Piecora's New York Pizza
1401 E. Madison St., Seattle; 206-322-9411
It's an unbeatable pizza combo: stellar pies and New York attitude. At Piecora's a joint if ever there was one I prefer my pizza straight (plain cheese) with a chaser (from the tap). That my prize needs no embellishment says much about the marriage of thin crust, balanced tomato sauce and oily mozzarella. That I'm willing to drive out of my way to get it speaks to the quality and consistency of the product, the accommodating, no-nonsense service and my "old hunger" for the Holy Grail of East Coast-style comfort food.
81 Pike St., Seattle; 206-624-1756
No hype. Great food. No scene. Real scenery. Winsome wine list. Stellar service. Inventive cocktails. Savvy bartender. For all this and more Place Pigalle wins my adoration.
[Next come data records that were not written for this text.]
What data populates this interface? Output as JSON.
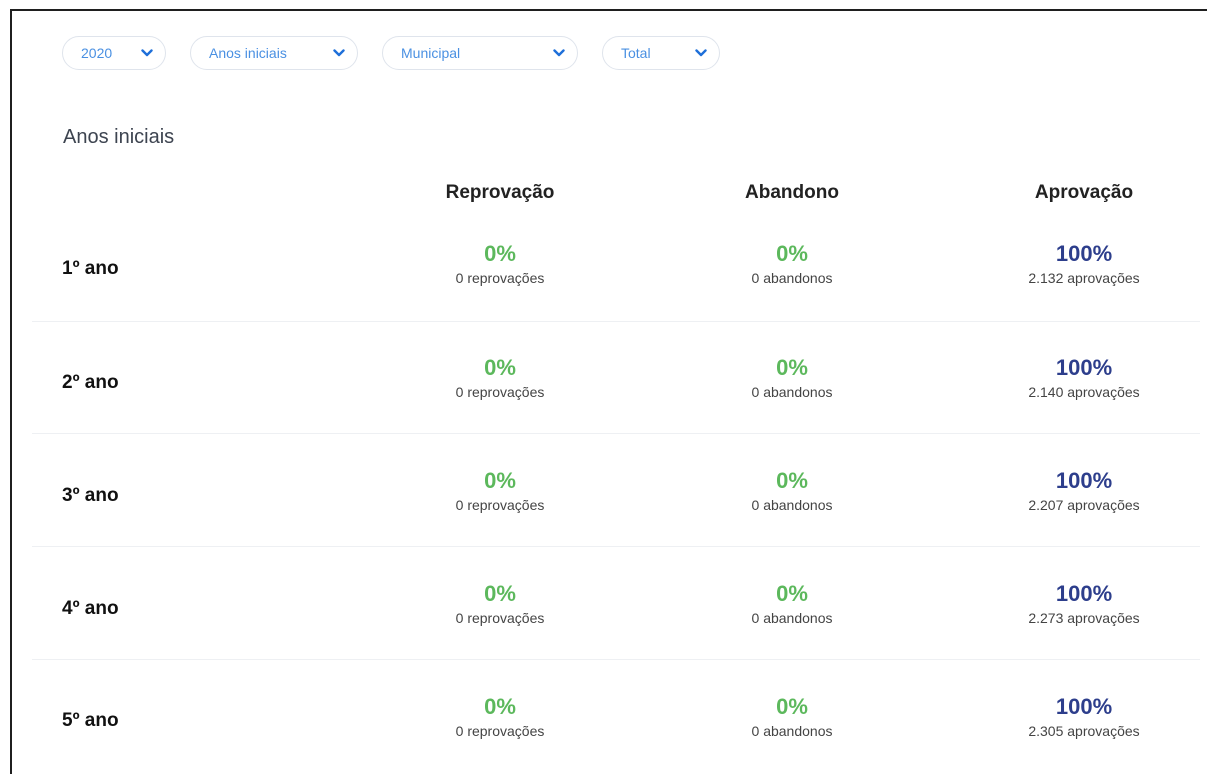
{
  "filters": [
    {
      "label": "2020"
    },
    {
      "label": "Anos iniciais"
    },
    {
      "label": "Municipal"
    },
    {
      "label": "Total"
    }
  ],
  "section_title": "Anos iniciais",
  "columns": [
    "Reprovação",
    "Abandono",
    "Aprovação"
  ],
  "colors": {
    "green": "#5cb85c",
    "navy": "#2d3e8c",
    "filter_text": "#4a90e2"
  },
  "rows": [
    {
      "label": "1º ano",
      "reprovacao": {
        "pct": "0%",
        "sub": "0 reprovações"
      },
      "abandono": {
        "pct": "0%",
        "sub": "0 abandonos"
      },
      "aprovacao": {
        "pct": "100%",
        "sub": "2.132 aprovações"
      }
    },
    {
      "label": "2º ano",
      "reprovacao": {
        "pct": "0%",
        "sub": "0 reprovações"
      },
      "abandono": {
        "pct": "0%",
        "sub": "0 abandonos"
      },
      "aprovacao": {
        "pct": "100%",
        "sub": "2.140 aprovações"
      }
    },
    {
      "label": "3º ano",
      "reprovacao": {
        "pct": "0%",
        "sub": "0 reprovações"
      },
      "abandono": {
        "pct": "0%",
        "sub": "0 abandonos"
      },
      "aprovacao": {
        "pct": "100%",
        "sub": "2.207 aprovações"
      }
    },
    {
      "label": "4º ano",
      "reprovacao": {
        "pct": "0%",
        "sub": "0 reprovações"
      },
      "abandono": {
        "pct": "0%",
        "sub": "0 abandonos"
      },
      "aprovacao": {
        "pct": "100%",
        "sub": "2.273 aprovações"
      }
    },
    {
      "label": "5º ano",
      "reprovacao": {
        "pct": "0%",
        "sub": "0 reprovações"
      },
      "abandono": {
        "pct": "0%",
        "sub": "0 abandonos"
      },
      "aprovacao": {
        "pct": "100%",
        "sub": "2.305 aprovações"
      }
    }
  ]
}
Stylish yet serene, classy and classic, Bill Frank's hideaway, a French kiss with Northwest flavor, is the bistro that's been around "forever" and one that deserves to stay around for always.
2137 Second Ave., Seattle; 206-256-2060
As a wearer of Merrill rip-offs, I could give a rip about Manolo Blahniks, but if I were in the market for being in the market, I'd have my ugly shoes under Zoë's bar on a regular basis. Energy ignites this young comer, whose couture-cocktail-culture makes this the perfect location-set for the Seattle version of "Sex and the City." Some of the best drinks in town are composed right here. Oh, keep your Cosmos, girls, and order me a sage margarita or one of those sultry little mocktails, then satisfy me with something from the short, pan-Mediterranean menu. Owner/chef Scott Staples pays homage to bold flavors and colorful constructions, and I pay attention to his artful execution of ricotta raviolo, veal cheeks "osso buco" and pan-seared scallops enhanced with bacon and a delicate corn flan.
309 Third Ave. S., Seattle; 206-621-8772
Armandino Batali's thin-sliced salumeria is way too small, has too few seats, too many fans and is hardly ever open. So shoot him. Bet you a buck he'll come back to life to pour another glass of vino before turning his own carcass into a house-cured haunch of something delicious. Well, get me a glass and a fork and save me a seat because if Armandino's around, it's where I want to be. He woos me with sage-scented gnocchi, wows me with grilled lamb sandwiches and finesses finnochiona his fennel salami sold, as is much of his custom cure, by the pound.
524 Sixth Ave. S., Seattle (and Eastside outposts); 206-625-1688
Hey, Lynda Gilman! I owe you, my friend and former landlady, a debt of gratitude for introducing me to Shanghai Garden. Since then, I always know exactly where to send readers who call and write in search of "Seattle's best Chinese restaurant." Hey, Hua Te Su! I owe you, Shanghai Garden's talented chef/owner, a debt of gratitude for helping make the corner of Sixth and Weller my idea of heaven on Earth, for cloning Shanghai Garden in Issaquah and for sharing your recipes at Shanghai Café in Factoria. (God forbid I'm feeling the need for some hand-shaven noodles after an exhausting trip to Loehmann's.)
7714 Aurora Ave. N., Seattle (and branches); 206-527-5973
There's no better fast food and certainly none as cheap and filling as pho, Vietnam's comforting contribution to our cheap-eats firmament. This Aurora Avenue storefront serves as my perfect pit stop: if my pit's empty, I stop. Practically before my tush meets the seat I'm treated to a cream-puff appetizer (life's short, eat dessert first) and pho tai a broad, soul-satisfying bowl of fragrant beef broth, noodles and paper-thin slices of round-eye. I hurriedly dress my soup with bean sprouts and basil, a hit of lime and a shot of fish sauce, lest the meat cook too fast. Fifteen minutes and five bucks later, I'm sated and out the door.